In "After Yang," Farrell allows Jake to drift in the silence, to open up to the shifting world around him, and the audience in turn is allowed to experience what he does. It's a beautiful exercise in stillness, and while it subverts nearly everything that Farrell is known for, he's clearly just as capable in this arena.

In The Banshees of Inisherin

And then there's "The Banshees of Inisherin," and the performance that's spelling out Oscar buzz for Farrell. The actor reunites with "In Bruges" co-star Brendan Gleeson — as well as their director, Martin McDonagh — for a darkly funny, deeply devastating break-up film. Farrell is Pádraic, a very nice (if not slightly dull) man whose lifelong friendship with Colm (Gleeson) suddenly breaks down. Colm no longer wants to speak to Pádraic, no longer wants to be friends at all, and naturally, Pádraic can't understand why. Their falling out turns their small island town on its head, forcing everyone to consider just what it is they're doing with the time they have left in the world.
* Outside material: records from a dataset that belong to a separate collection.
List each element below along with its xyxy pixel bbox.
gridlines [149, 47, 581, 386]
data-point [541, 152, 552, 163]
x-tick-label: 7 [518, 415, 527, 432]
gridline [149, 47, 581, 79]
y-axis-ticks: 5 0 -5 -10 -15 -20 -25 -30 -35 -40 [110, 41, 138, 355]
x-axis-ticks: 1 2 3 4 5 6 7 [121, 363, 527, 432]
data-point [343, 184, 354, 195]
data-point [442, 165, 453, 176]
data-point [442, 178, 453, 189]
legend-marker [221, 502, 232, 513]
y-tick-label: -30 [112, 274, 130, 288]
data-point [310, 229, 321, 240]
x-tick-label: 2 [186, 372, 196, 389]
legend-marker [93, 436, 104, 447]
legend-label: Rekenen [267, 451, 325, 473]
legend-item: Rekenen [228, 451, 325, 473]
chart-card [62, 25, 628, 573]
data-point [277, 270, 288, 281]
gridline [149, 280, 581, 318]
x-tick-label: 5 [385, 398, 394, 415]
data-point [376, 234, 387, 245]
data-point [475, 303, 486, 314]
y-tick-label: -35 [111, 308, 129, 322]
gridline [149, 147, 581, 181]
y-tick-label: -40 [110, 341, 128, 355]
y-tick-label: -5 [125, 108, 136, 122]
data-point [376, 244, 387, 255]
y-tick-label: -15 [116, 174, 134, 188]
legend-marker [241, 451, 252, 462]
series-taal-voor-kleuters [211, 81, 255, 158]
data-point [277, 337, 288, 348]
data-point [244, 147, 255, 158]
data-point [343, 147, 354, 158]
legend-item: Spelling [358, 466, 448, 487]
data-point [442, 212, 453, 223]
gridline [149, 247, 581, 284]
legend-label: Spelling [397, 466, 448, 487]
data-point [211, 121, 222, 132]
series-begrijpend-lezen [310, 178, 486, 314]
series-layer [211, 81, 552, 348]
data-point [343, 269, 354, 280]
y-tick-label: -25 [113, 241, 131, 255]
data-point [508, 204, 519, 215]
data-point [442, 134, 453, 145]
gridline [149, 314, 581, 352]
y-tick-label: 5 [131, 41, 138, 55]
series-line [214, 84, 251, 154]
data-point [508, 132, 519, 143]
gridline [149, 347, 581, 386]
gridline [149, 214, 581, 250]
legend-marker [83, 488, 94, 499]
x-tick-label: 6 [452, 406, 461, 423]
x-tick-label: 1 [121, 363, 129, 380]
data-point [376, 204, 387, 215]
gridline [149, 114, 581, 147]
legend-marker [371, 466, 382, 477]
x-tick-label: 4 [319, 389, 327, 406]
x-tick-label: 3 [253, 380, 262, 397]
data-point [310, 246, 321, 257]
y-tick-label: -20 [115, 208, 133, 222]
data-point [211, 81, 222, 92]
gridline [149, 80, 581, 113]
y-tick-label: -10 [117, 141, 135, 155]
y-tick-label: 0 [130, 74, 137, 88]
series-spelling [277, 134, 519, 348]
"Banshees" is an unmistakable master class, delivering laughter, tears, and existential angst on just about every level. Gleeson's turn as Colm is a career best: he offers dignity and reverie to a character that'd be easy to write off as a navel-gazing meanie. But as Pádraic, Farrell unleashes yet another layered, vulnerable performance that could very well be his greatest yet. Colm's rejection sends him adrift and desperate, at times bringing out the worst in him. It's devastating to watch him reckon with one change after the next, to watch his whole world spiral into something totally unrecognizable.

Through Pádraic, McDonagh seems to be confronting the nebulous, annihilating pressure of time. It's not an easy concept to contextualize, but Farrell faces the abyss all the same. The residents of Inisherin, Colm especially, give a lot of thought to whether they'll be remembered after they're gone. Pádraic, for all his niceness and simplicity, may not be — but it's very possible that we'll be talking about Farrell's performance for many years to come.